Look at the 2019 Jets defense, for example. There was actually a microscopic negative correlation (-0.010) between preseason PFF grades and regular season PFF grades for the 11 Jets defenders that played at least 70 preseason snaps.
That Jets defense gives us a few good examples of this weak correlative relationship in action.
Players like Henry Anderson, Blake Cashman, Frankie Luvu, Bronson Kaufusi, and Darryl Roberts were solid in the 2019 preseason before going on to perform poorly in the regular season.
On the other hand, starters such as Jamal Adams, Foley Fatukasi, Marcus Maye, and Brian Poole posted decent-to-good grades in the preseason before posting great-to-elite grades in the regular season.
Ultimately, the takeaway here is clear: a player’s production in the preseason essentially tells you nothing about how well they will perform in the regular season.

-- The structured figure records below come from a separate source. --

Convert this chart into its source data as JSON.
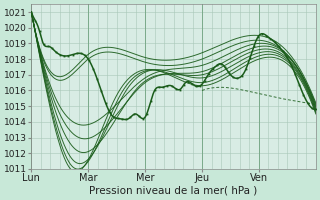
{
  "background_color": "#c8e8d8",
  "plot_bg_color": "#d8ece4",
  "grid_color": "#a8c8b8",
  "line_color": "#1a5c1a",
  "ylim": [
    1011,
    1021.5
  ],
  "yticks": [
    1011,
    1012,
    1013,
    1014,
    1015,
    1016,
    1017,
    1018,
    1019,
    1020,
    1021
  ],
  "xlabel": "Pression niveau de la mer( hPa )",
  "day_labels": [
    "Lun",
    "Mar",
    "Mer",
    "Jeu",
    "Ven"
  ],
  "day_positions": [
    0,
    48,
    96,
    144,
    192
  ],
  "total_points": 240,
  "forecast_lines": [
    {
      "xk": [
        0,
        8,
        48,
        96,
        144,
        192,
        240
      ],
      "yk": [
        1021,
        1018.5,
        1018.3,
        1018.1,
        1018.4,
        1019.5,
        1015.2
      ]
    },
    {
      "xk": [
        0,
        8,
        48,
        96,
        144,
        192,
        240
      ],
      "yk": [
        1021,
        1018.4,
        1018.0,
        1017.8,
        1018.0,
        1019.2,
        1015.1
      ]
    },
    {
      "xk": [
        0,
        8,
        42,
        96,
        144,
        192,
        240
      ],
      "yk": [
        1021,
        1018.3,
        1013.8,
        1016.8,
        1017.6,
        1019.0,
        1015.0
      ]
    },
    {
      "xk": [
        0,
        8,
        40,
        96,
        144,
        192,
        240
      ],
      "yk": [
        1021,
        1018.2,
        1013.0,
        1016.5,
        1017.2,
        1018.8,
        1014.9
      ]
    },
    {
      "xk": [
        0,
        8,
        38,
        90,
        144,
        192,
        240
      ],
      "yk": [
        1021,
        1018.1,
        1012.2,
        1016.2,
        1017.0,
        1018.6,
        1014.8
      ]
    },
    {
      "xk": [
        0,
        8,
        36,
        80,
        144,
        192,
        240
      ],
      "yk": [
        1021,
        1018.0,
        1011.5,
        1016.0,
        1016.8,
        1018.4,
        1014.7
      ]
    },
    {
      "xk": [
        0,
        8,
        34,
        75,
        144,
        192,
        240
      ],
      "yk": [
        1021,
        1017.9,
        1011.2,
        1015.7,
        1016.5,
        1018.2,
        1014.6
      ]
    },
    {
      "xk": [
        0,
        8,
        33,
        70,
        144,
        192,
        240
      ],
      "yk": [
        1021,
        1017.8,
        1011.0,
        1015.4,
        1016.3,
        1018.0,
        1014.5
      ]
    }
  ],
  "obs_line": {
    "xk": [
      0,
      3,
      6,
      10,
      15,
      20,
      30,
      48,
      58,
      68,
      75,
      82,
      88,
      96,
      104,
      110,
      118,
      126,
      130,
      138,
      144,
      150,
      155,
      160,
      168,
      175,
      180,
      192,
      196,
      200,
      205,
      210,
      215,
      220,
      228,
      235,
      240
    ],
    "yk": [
      1021,
      1020.5,
      1020,
      1019,
      1018.8,
      1018.5,
      1018.2,
      1018.0,
      1016.2,
      1014.4,
      1014.2,
      1014.2,
      1014.5,
      1014.3,
      1016.0,
      1016.2,
      1016.3,
      1016.1,
      1016.5,
      1016.3,
      1016.4,
      1017.1,
      1017.5,
      1017.7,
      1017.0,
      1016.8,
      1017.2,
      1019.5,
      1019.6,
      1019.4,
      1019.1,
      1018.7,
      1018.2,
      1017.5,
      1016.0,
      1015.0,
      1014.8
    ]
  },
  "dashed_line": {
    "xk": [
      144,
      160,
      180,
      192,
      210,
      225,
      240
    ],
    "yk": [
      1016.0,
      1016.2,
      1016.0,
      1015.8,
      1015.5,
      1015.3,
      1015.1
    ]
  }
}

Thriving in the preseason does not significantly increase a player’s chances of thriving in the regular season, and struggling in the preseason does not markedly increase a player’s chances of struggling in the regular season.
A correlation analysis on rookies and year 2 players might be more instructive. Veterans likely tend to be more relaxed or experimental in preseason.
That’s a good point. I do think that this study captured those players well, though, as the majority of the players in this sample are fringe guys. The starters’ handful of drives typically don’t get them enough snaps to hit the qualifier I used. It’s the 2nd and 3rd stringers playing full halves/three quarters of the game that rack up enough snaps to have at least a somewhat reasonable sample of snaps to analyze.
That’s a great point about the vets, though. It would be interesting to dice it up based on experience.